Generous Dividends, But Significant Dilution
The shareholder distribution plan looks impressive on the surface: total dividend and bonus share ratio reaches 53%, comprising 25% stock dividends, 8% cash, and 20% issuance from equity.Vietstock
However, issuing an additional 45% in shares means significant dilution. If 2026 profit hits the planned VND 3,615 billion, diluted EPS will drop sharply compared to 2025. Investors need to clearly distinguish between “receiving more shares” and “creating more real value” — two very different concepts. Stock dividends essentially just slice the pie thinner, not make it bigger.
GEX Valuation: The Conglomerate Discount
On April 2, 2026, GEX traded around VND 36,300, down 2% from the previous session and approximately 11.3% lower year-to-date. Market capitalization stands at roughly VND 32,800 billion. The only positive signal is a 3.7% recovery over the past month.
On valuation, the 2025 P/E ratio at 13.3x is significantly lower than the electrical equipment industry average (approximately 22-23x). This gap reflects the conglomerate discount and concerns about capital efficiency. P/B at 1.3x is acceptable for an asset-heavy business, but it also shows the market is not fully buying into the growth narrative.
Three Risks to Monitor
First, copper and steel price volatility directly impacts profit margins in the electrical equipment segment. This factor is beyond management’s control, and in the current cycle of highly volatile raw material prices, this risk is far from trivial.
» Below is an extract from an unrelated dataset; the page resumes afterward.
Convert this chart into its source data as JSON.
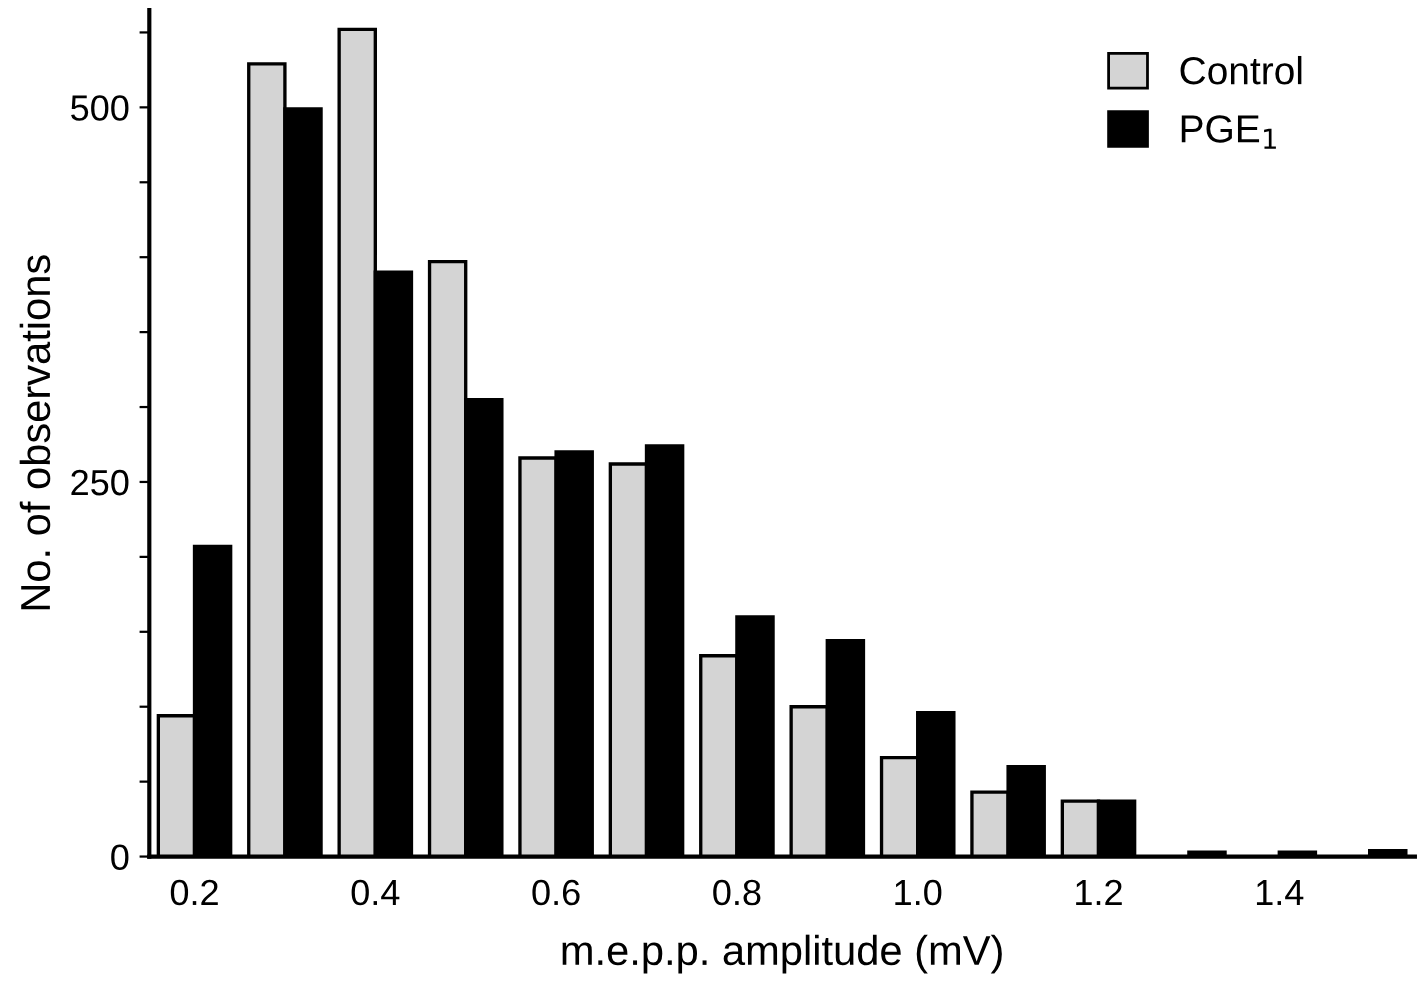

Second, the progress of real estate and water infrastructure projects depends on regulatory approvals and market conditions. Any delays mean additional capital costs while revenue recognition is postponed.
Third, the interbank lending rate at 12% creates significant pressure on borrowing costs. For a company in a major investment cycle like Gelex, this factor can “erode” profits faster than expected if rates remain elevated for an extended period.
Conclusion: Building Foundations or Spreading Too Thin?
Gelex stands at a critical crossroads. The combination of Chairman Nguyen Van Tuan’s strategic experience and 32-year-old CEO Le Tuan Anh’s fresh energy is a positive governance signal. The record VND 45,000 billion revenue target is achievable with all segments expanding.
But the 21.8% profit decline is the price of that ambition. At a P/E of 13.3x, the market is pricing GEX at a discount to the sector, meaning investors could be getting a “bargain” if they believe in the long-term story. Conversely, if new projects are slow to generate returns over the next 2-3 years, the 45% dilution will continue to compress EPS. Financial discipline during this phase will determine whether Gelex becomes an efficient multi-sector conglomerate or falls into the “jack of all trades, master of none” trap.